6 thoughts on “This Is Your “Obama Recovery”

  1. Here’s the problem: you can stimulate the economy by using fiscal tools or using monetary tools. Fiscal tools means deficit spending.Not government spending, deficit spending by the government. It has to be borrowed money.
    Keynes recognized that this wouldn’t work if debt was already high and people were forward looking. We seem to be in that predicament; the larger the deficit, the less people spend in anticipation of higher taxes or reduced, say, SS & Medicare benefits to come.
    Monetary tools haven’t worked much better. Interest rates are near zero. Weird things happen when interest and inflation rates are that low. Since your money isn’t losing value over the year, why lend it out? You can just park it in T-bills at 0.5% and be guaranteed of not losing purchasing power and your money is safe.
    One thing the Fed could do would be to lower the fractional reserve that banks have to keep on hand (currently 8.5% of deposits, I believe). If they do that it injects money into the economy, but banks are sitting on a mountain of bad debt and lowering the reserve might spook the markets because banks will have on hand even less cash to make up for bad mortgages. Over-leveraging is supposed to have contributed greatly to the current problem.
    One thing that might help is to encourage economic growth at the expense of other considerations like the environment, income equality, and “labor fairness”. Not because prioritizing GDP growth is always the best thing to do, but because it is a silver bullet. High growth can make up for a lot of bad policies in the past the way a constantly increasing salary can make up for a lot of poor financial decisions.
    The Obama administration seems opposed, however, to all the tried and true methods of increasing GDP growth beyond the tepid 1%-2% per year that has marked his administration.

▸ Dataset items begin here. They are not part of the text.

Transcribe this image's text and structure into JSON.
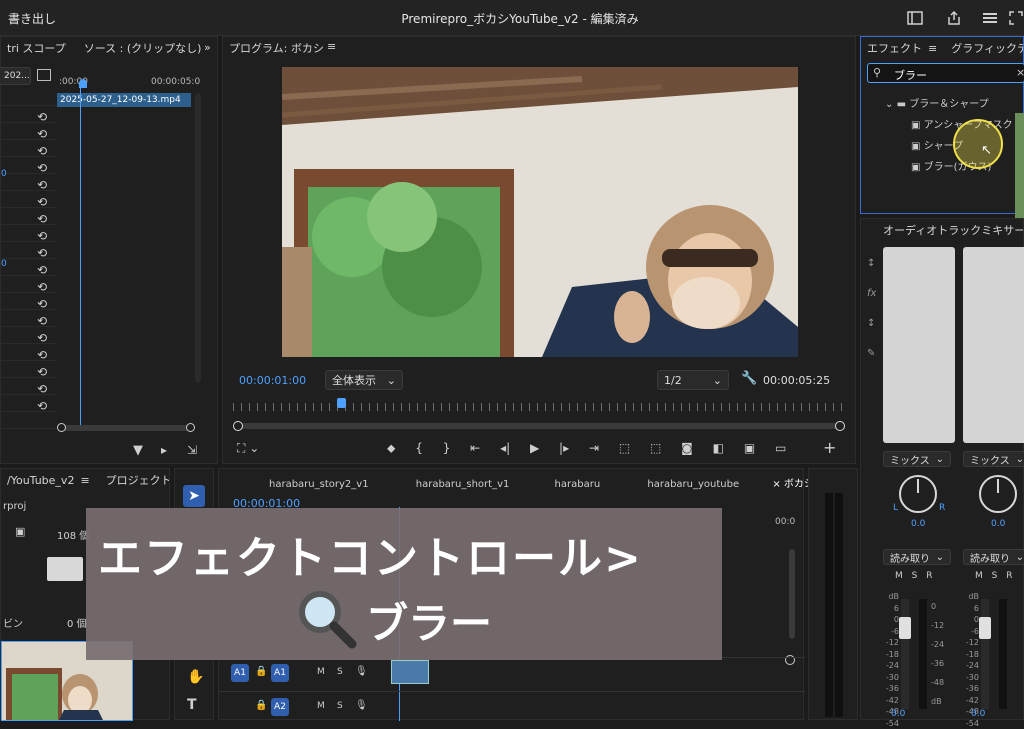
{
  "titlebar": {
    "left_label": "書き出し",
    "title": "Premirepro_ボカシYouTube_v2 - 編集済み"
  },
  "source_panel": {
    "tab_scope": "tri スコープ",
    "tab_source": "ソース : (クリップなし)",
    "timecode_start": ":00:00",
    "timecode_end": "00:00:05:0",
    "clip_name": "2025-05-27_12-09-13.mp4",
    "dropdown": "202..."
  },
  "program_monitor": {
    "tab": "プログラム: ボカシ",
    "current_time": "00:00:01:00",
    "zoom": "全体表示",
    "resolution": "1/2",
    "duration": "00:00:05:25",
    "playhead_fraction": 0.17
  },
  "effects_panel": {
    "tab_effects": "エフェクト",
    "tab_graphics": "グラフィックテ",
    "search_value": "ブラー",
    "folder": "ブラー＆シャープ",
    "items": [
      "アンシャープマスク",
      "シャープ",
      "ブラー(ガウス)"
    ]
  },
  "audio_mixer": {
    "tab": "オーディオトラックミキサー",
    "channels": [
      {
        "mix": "ミックス",
        "pan": "0.0",
        "mode": "読み取り",
        "value": "0.0"
      },
      {
        "mix": "ミックス",
        "pan": "0.0",
        "mode": "読み取り",
        "value": "0.0"
      }
    ],
    "labels": {
      "L": "L",
      "R": "R",
      "M": "M",
      "S": "S",
      "Rbtn": "R",
      "db": "dB"
    },
    "scale": [
      "0",
      "-12",
      "-24",
      "-36",
      "-48",
      "dB"
    ],
    "meter_left": [
      "6",
      "0",
      "-6",
      "-12",
      "-18",
      "-24",
      "-30",
      "-36",
      "-42",
      "-48",
      "-54"
    ]
  },
  "project_panel": {
    "tab_seq": "/YouTube_v2",
    "tab_project": "プロジェクト",
    "file": "rproj",
    "count": "108 個",
    "bin_label": "ビン",
    "bin_count": "0 個"
  },
  "timeline": {
    "tabs": [
      "harabaru_story2_v1",
      "harabaru_short_v1",
      "harabaru",
      "harabaru_youtube",
      "ボカシ"
    ],
    "timecode": "00:00:01:00",
    "ruler_end": "00:0",
    "tracks": [
      {
        "id": "A1",
        "label": "A1",
        "m": "M",
        "s": "S"
      },
      {
        "id": "A2",
        "label": "A2",
        "m": "M",
        "s": "S"
      }
    ]
  },
  "overlay_caption": {
    "line1": "エフェクトコントロール>",
    "line2": "ブラー"
  },
  "colors": {
    "accent": "#4ea0ff",
    "track_blue": "#2f5fae",
    "highlight": "#f0e04a"
  }
}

  2. From “Fair and Balanced” Fox News <= Note: No claim of objectivity

    Summer students get taste of Occupy movement at Maryland community college


    Students in ninth through the 12th grade attending summer programs at a community college outside Washington, D.C., will get a taste of the Occupy operation in a new course that aims to get them interested in “the movement for justice.”

    “Occupy MoCo!,” one of the newest courses at Montgomery College in Montgomery County, Md., is part of the Summer Youth program offered for 2012.

    http://www.foxnews.com/politics/2012/02/20/summer-students-get-taste-occupy-organization-at-county-college/#ixzz1mxcNkpiQ

    According to Wikipedia, which I trust in this case:
    Montgomery County is a county in the U.S. state of Maryland, situated just to the north of Washington, D.C., and southwest of the city of Baltimore. It is one of the most affluent counties in the United States,[1] and has the highest percentage (29.2%) of residents over 25 years of age who hold post-graduate degrees.

    http://en.wikipedia.org/wiki/Montgomery_County,_Maryland

    In my dreams liberals would be as cynical about the motivations of government, politicians, and bureaucrats as I am about the motivations of Koch Industries.

  3. It used to be Americans disbelieved Soviet statistics because we knew they were just lies issued by the Commissars to make themselves look good. The real way to tell how badly the Soviet economy was doing was to look at ordinary citizens’ lives. Nobody could afford a car. Nobody had a phone. There were long lines outside stores and little inside to buy. Eventually, the economy collapsed and the lies were revealed.

    Now we have the Obama Administration telling us there’s no inflation and laid-off people are being hired back in droves. But gas is $3.55 at the pump and my Journeyman Electrician son-in-law is still looking for work. I’d like to hope we aren’t following the Soviet’s footsteps. I’d really like to.